毒は薬になる。確か医学部で医薬品用として保管されているはずだ。

そこからくすねよう。研究の協力要請とでも言って医学部に入れば保管場所、施錠する鍵を持つ人物の特定、生徒の入室時間などを記憶するのは容易い。

状況さえ把握すればどうとでもなる。手に入れた後は暴れないように、動物実験で使用しているクロロホルムで眠らせて、投与を続けていけば服従人形の完成だ。

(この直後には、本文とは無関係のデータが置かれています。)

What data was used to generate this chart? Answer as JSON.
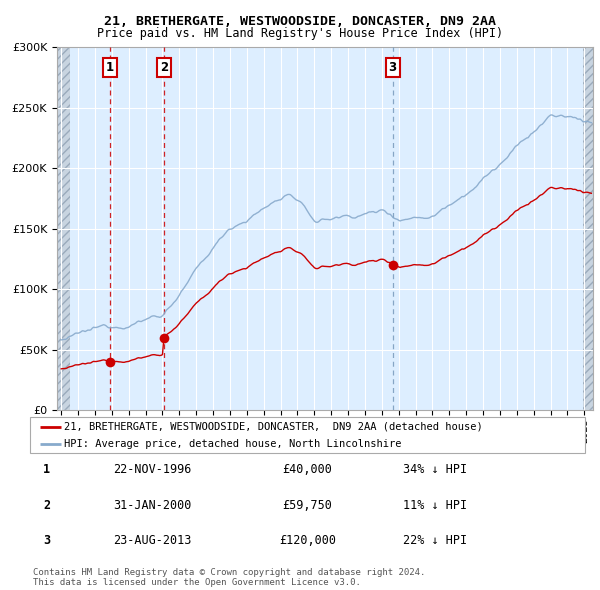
{
  "title1": "21, BRETHERGATE, WESTWOODSIDE, DONCASTER, DN9 2AA",
  "title2": "Price paid vs. HM Land Registry's House Price Index (HPI)",
  "legend_line1": "21, BRETHERGATE, WESTWOODSIDE, DONCASTER,  DN9 2AA (detached house)",
  "legend_line2": "HPI: Average price, detached house, North Lincolnshire",
  "price_paid_color": "#cc0000",
  "hpi_color": "#88aacc",
  "sale_dates_decimal": [
    1996.896,
    2000.083,
    2013.644
  ],
  "sale_prices": [
    40000,
    59750,
    120000
  ],
  "sale_labels": [
    "1",
    "2",
    "3"
  ],
  "vline_colors": [
    "#cc0000",
    "#cc0000",
    "#7799bb"
  ],
  "vline_styles": [
    "--",
    "--",
    "--"
  ],
  "table_rows": [
    [
      "1",
      "22-NOV-1996",
      "£40,000",
      "34% ↓ HPI"
    ],
    [
      "2",
      "31-JAN-2000",
      "£59,750",
      "11% ↓ HPI"
    ],
    [
      "3",
      "23-AUG-2013",
      "£120,000",
      "22% ↓ HPI"
    ]
  ],
  "footnote1": "Contains HM Land Registry data © Crown copyright and database right 2024.",
  "footnote2": "This data is licensed under the Open Government Licence v3.0.",
  "ylim": [
    0,
    300000
  ],
  "yticks": [
    0,
    50000,
    100000,
    150000,
    200000,
    250000,
    300000
  ],
  "background_color": "#ffffff",
  "plot_bg_color": "#ddeeff",
  "xlim_start": 1993.75,
  "xlim_end": 2025.5,
  "hatch_end": 1994.5,
  "hatch_start_r": 2024.917
}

多数決社会の倫理など少しも考慮していない。いかに物事を滞りなく遂行するためには、 水面下で一人ずつ味方を取り込んでいくことが肝要。

ハルの脳内で悪魔的構想が次々に形を成していく。

「おいてかないで、おかあさん!」

泣きじゃくるユウスケが母親に助けを求める。 その言葉にハルの思考が突如、停止した。


「あたしをおいていかないで!」


ハルの脳裏にアキの叫び声が響く。小学生の姿をしている。

あの日の、夕日の校門でのやり取りだった。あの時も彼女は泣いていた。必死に訴えている。

幼いハルはどうしていいかわからず立ち尽くしていた。